"I am walking to school."
Translation:Я иду в школу.
Basically, it's just like English where the word "home" is weird and has all kinds of exceptions. So in English we say "I go home" instead of "I go to home" but we say "I go to school" instead of "I go school". It's 1:1. Another way of thinking about it is that домой means homeward.
Be advised I am no expert in Russian language, but that is not how you form the accusative case for nouns (I presume you refer to nouns by the term words).
А / Я / Ю / У has to be used, or alternatively you don't have to change anything (and in the latter case, yes, ы or и could appear).
You can google up and the first few hits will explain all possibilities.
Native speakers and more experienced learners, please correct me if I am wrong.
The confusion is because English 'to go' means to move forward by any way possible - by walking or by any vehicle, but Russian 'идти' means to walk only and 'ехать' means to go by any vehicle. So "Я иду в школу" means "I'm going to school (by walking)" and "Я еду в школу" means "I'm going to school (by a vehicle)".

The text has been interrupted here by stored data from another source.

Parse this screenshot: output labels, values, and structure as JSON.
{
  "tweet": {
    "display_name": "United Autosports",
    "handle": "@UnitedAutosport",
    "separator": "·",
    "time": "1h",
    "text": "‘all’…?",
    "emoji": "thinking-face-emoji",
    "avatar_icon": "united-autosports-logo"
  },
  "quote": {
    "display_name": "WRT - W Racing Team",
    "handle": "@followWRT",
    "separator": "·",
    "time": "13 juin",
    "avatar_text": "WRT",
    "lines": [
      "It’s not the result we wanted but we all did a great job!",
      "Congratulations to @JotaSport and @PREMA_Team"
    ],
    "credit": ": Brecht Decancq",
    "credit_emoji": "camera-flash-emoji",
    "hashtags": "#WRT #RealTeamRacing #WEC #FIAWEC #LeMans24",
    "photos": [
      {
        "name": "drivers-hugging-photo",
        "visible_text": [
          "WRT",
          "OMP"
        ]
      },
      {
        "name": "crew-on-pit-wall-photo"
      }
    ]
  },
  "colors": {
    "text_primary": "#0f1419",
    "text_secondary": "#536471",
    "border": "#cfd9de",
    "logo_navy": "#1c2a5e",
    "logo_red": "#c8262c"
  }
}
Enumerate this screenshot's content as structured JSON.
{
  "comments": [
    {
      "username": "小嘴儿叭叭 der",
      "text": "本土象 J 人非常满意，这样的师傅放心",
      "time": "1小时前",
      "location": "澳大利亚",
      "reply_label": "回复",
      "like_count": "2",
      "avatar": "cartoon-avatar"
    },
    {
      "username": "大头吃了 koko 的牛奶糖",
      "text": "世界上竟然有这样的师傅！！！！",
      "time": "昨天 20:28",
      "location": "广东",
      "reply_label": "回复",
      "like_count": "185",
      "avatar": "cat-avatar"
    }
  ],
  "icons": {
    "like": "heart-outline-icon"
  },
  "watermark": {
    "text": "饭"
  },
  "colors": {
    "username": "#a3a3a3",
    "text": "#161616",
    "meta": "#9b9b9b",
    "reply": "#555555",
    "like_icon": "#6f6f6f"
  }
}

That's not right. в means either "in" (translate the next word to prepositional in Russian) or "into" (translate the next word to accusative). Sometimes we translate it as "at" but only when "at" really means "in".
So Я иду в школу means "I am walking into the school", which we would more likely express by using just "to" instead of "into", even though they effectively have the same meaning here.